Wayward Q&A: Mike Ness of Social Distortion

INTERVIEW BY DANNY PHILLIPS

Few bands today can say they’ve been slogging it out together in the rock trenches for 30 years. But longevity is just one of the reasons that makes

Social Distortion compelling.

After 30 years, founder and sole remaining original member Mike Ness still tours as hard as ever, is still copied by the younger generation and is still relevant. The road Ness chose, however, has not been an easy one.

Ness started Social D. in Fullerton, California, with friend and guitarist Dennis Danell (who died unexpectedly of heart failure in 2000) as response, Ness says, to “the shit that was around in the late ’70s and ’80s.” Social Distortion mixed a love for country, blues, roots music and rockabilly with the speed and message of punk, creating a style that would influence thousands, even as the band pushed through addictions, tragedy, triumph and devastating loss over three decades.

We caught up with Ness over the phone about the fact that his band’s so damn old, and also about turning his kids on to Johnny Thunders, his appreciation for the Killers, handling the death of Danell, the beauty of a chopped ’40 Mercury and, well, quite a lot, actually.

The Wayward Blog: Tell us about the new album.

Mike Ness: Well, we haven’t really started recording it yet.

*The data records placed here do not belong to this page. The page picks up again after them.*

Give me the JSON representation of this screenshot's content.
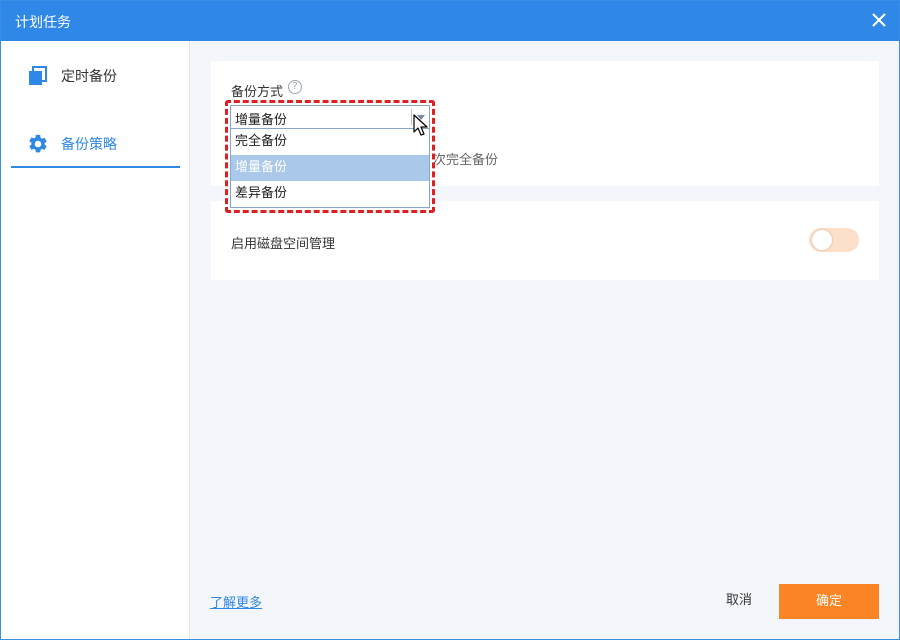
{
  "window": {
    "title": "计划任务"
  },
  "sidebar": {
    "items": [
      {
        "label": "定时备份",
        "icon": "copy-icon",
        "active": false
      },
      {
        "label": "备份策略",
        "icon": "gear-icon",
        "active": true
      }
    ]
  },
  "backup_method": {
    "label": "备份方式",
    "help_icon": "question-icon",
    "selected": "增量备份",
    "options": [
      "完全备份",
      "增量备份",
      "差异备份"
    ],
    "highlighted_option": "增量备份",
    "hint_partial": "次完全备份"
  },
  "disk_space": {
    "label": "启用磁盘空间管理",
    "enabled": false
  },
  "footer": {
    "learn_more": "了解更多",
    "cancel": "取消",
    "confirm": "确定"
  },
  "colors": {
    "titlebar": "#2f87e8",
    "accent": "#2f87e8",
    "confirm_button": "#fb8424",
    "toggle_off": "#fde0c9",
    "highlight_box": "#e02020",
    "option_highlight": "#aac8ea"
  }
}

We’ll start in the studio in January, but we have been playing some of the new songs live in the set. You know, it’s been five years since our last studio record so we’re really excited.

How’s the tour going?

Very good. We’ve been working all summer. We did Europe for five weeks, Canada for three, now we’re hitting up the States.

How are midwestern audiences different here then, say, New York, Europe or L.A.?

I really can’t decipher, you know, I’ve tried and I really can’t. There’s really more stuff in common then there are differences. More similarities than differences. You know what I mean? You would think there would be differences for different reasons. Like maybe in Spain they’re a little more vocal than Germany, but really our fans are pretty consistent across the Gourd.

How does it feel to be in one band for the past 30 years?

30 years, wow. It feels great. We never really thought it would last this long, ya know. I mean, geez, the average lifespan for a band these days is something like three years.

30 years is a long time for anything.

Yeah, exactly. I question all the time how do you do something for 30 years? Ya know, I think you gotta be stubborn and really love what you’re doing. It’s a combination of the two.

What made you want to start a band?

Because I love music so much, and I didn’t just want to listen to it — I wanted to play it too.

There is an obvious vein of country and rockabilly running through your music. Why such a connection to roots music?

After I got tired of all the British stuff — it was good in the late ’70s, early ’80s, but by the mid-’80s, there wasn’t really much happening, so I felt a real need to grab ahold of my American roots. You know, I saw a connection between early Americana music — whether it be jazz or blues or folk music, rockabilly, primitive rock and roll, bluegrass — I saw a connection from that directly to punk. It was working-class music, talking about working-class issues, the honesty of it and just the raw simplicity of it. Talk about rebellious music. I mean, please!